CheckMate 77T es un ensayo de fase III y doble ciego que incluyó a pacientes con cáncer de pulmón de células no pequeñas resecable en estadios IIA a IIIB. Antes de la cirugía, los participantes recibieron quimioterapia con un doblete basado en platino y fueron asignados aleatoriamente a nivolumab o placebo; tras completar la cirugía, recibieron el tratamiento adyuvante correspondiente. Este estudio se centró en 190 pacientes con muestras tumorales y sanguíneas analizables, incluidos 98 del grupo de nivolumab y 92 del grupo de placebo.
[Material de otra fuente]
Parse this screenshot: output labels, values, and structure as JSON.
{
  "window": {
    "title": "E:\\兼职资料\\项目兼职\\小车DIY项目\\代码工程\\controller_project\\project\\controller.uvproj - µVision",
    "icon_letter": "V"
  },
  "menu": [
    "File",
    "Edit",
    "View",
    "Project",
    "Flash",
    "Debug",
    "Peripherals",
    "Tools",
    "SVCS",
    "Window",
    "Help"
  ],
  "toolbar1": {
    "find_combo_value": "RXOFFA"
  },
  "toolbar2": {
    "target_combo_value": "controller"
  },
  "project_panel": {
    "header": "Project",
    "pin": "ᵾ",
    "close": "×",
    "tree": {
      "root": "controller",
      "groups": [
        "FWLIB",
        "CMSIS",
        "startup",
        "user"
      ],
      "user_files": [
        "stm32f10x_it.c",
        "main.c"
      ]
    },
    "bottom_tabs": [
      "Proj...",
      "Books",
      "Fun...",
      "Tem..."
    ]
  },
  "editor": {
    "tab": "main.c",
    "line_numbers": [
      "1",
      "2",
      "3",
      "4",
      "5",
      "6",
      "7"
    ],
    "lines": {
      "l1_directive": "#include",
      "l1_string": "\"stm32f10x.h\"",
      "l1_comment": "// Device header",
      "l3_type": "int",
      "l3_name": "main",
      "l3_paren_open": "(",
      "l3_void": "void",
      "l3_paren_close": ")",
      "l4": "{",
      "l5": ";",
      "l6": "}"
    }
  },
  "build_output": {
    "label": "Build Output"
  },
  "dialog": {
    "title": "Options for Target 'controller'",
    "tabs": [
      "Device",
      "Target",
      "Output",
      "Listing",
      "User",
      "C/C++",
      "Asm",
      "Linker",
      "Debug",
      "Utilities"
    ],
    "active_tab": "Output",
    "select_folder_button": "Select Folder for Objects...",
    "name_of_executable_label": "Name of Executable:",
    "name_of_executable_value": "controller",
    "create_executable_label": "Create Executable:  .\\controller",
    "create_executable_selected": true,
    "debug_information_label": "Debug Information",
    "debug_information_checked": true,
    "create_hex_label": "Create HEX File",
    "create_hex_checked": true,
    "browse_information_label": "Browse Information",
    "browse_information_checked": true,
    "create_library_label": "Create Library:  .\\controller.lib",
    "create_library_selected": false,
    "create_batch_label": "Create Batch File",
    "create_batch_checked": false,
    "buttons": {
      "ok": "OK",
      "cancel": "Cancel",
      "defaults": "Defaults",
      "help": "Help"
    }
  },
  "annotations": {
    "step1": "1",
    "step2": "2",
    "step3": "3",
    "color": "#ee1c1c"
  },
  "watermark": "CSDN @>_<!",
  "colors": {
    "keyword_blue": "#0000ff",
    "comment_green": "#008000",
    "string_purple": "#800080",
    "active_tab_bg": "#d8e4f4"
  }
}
Entre los pacientes cuyo ctDNA pudo evaluarse tanto antes como después del tratamiento, en 50 pacientes del grupo de nivolumab, equivalentes al 66%, ya no se detectaba antes de la cirugía el ADN tumoral que inicialmente era detectable; en el grupo de placebo fueron 24 pacientes, equivalentes al 38%. En un análisis más detallado, entre los pacientes que lograron eliminar el ctDNA, el 50% del grupo de nivolumab no presentó células cancerosas viables en la muestra quirúrgica, es decir, alcanzó una respuesta patológica completa; en el grupo de placebo, la cifra fue del 12%. Casi ningún paciente que no eliminó el ctDNA alcanzó una respuesta patológica completa.
El seguimiento continuo después de la cirugía mostró otro tipo de señal. Los 13 pacientes que eran negativos para enfermedad residual molecular (MRD) antes de comenzar el tratamiento adyuvante y que posteriormente pasaron a ser positivos acabaron presentando una recaída de la enfermedad; este cambio se produjo en 4 pacientes del grupo de nivolumab y en 9 del grupo de placebo. Los resultados indican que el ctDNA podría detectar antes que las pruebas de imagen el nuevo crecimiento de cantidades mínimas de células cancerosas, pero la muestra de 13 pacientes es extremadamente pequeña y no permite inferir que todos los pacientes positivos para MRD vayan necesariamente a recaer.
La eliminación del ctDNA tampoco puede equipararse directamente con la curación, ni se ha demostrado que por sí sola permita identificar qué pacientes deben recibir inmunoterapia o cuáles pueden prescindir de ella. Este análisis de biomarcadores solo abarcó al 41% de todos los pacientes aleatorizados; algunas muestras no pudieron incluirse debido a una cantidad insuficiente de tejido, la ausencia de plasma emparejado o fallos en las pruebas. El estado funcional y la expresión tumoral de PD-L1 de cada paciente también podrían influir en las asociaciones observadas. Para utilizar el ctDNA con el fin de ajustar el tratamiento posoperatorio, todavía serán necesarios ensayos prospectivos que comprueben directamente si esta estrategia de decisión puede mejorar la supervivencia.
El ensayo general ya había mostrado anteriormente que el nivolumab perioperatorio puede prolongar la supervivencia libre de eventos; este análisis añade información sobre cómo los biomarcadores sanguíneos reflejan la profundidad de la respuesta al tratamiento y el riesgo de recaída. Los datos de supervivencia global aún no están maduros. La seguridad fue coherente con los resultados previos: los acontecimientos adversos relacionados con el tratamiento de grado 3 a 4 fueron del 32% en el grupo de nivolumab y del 25% en el grupo de placebo, sin que aparecieran nuevas señales de seguridad relacionadas con la cirugía.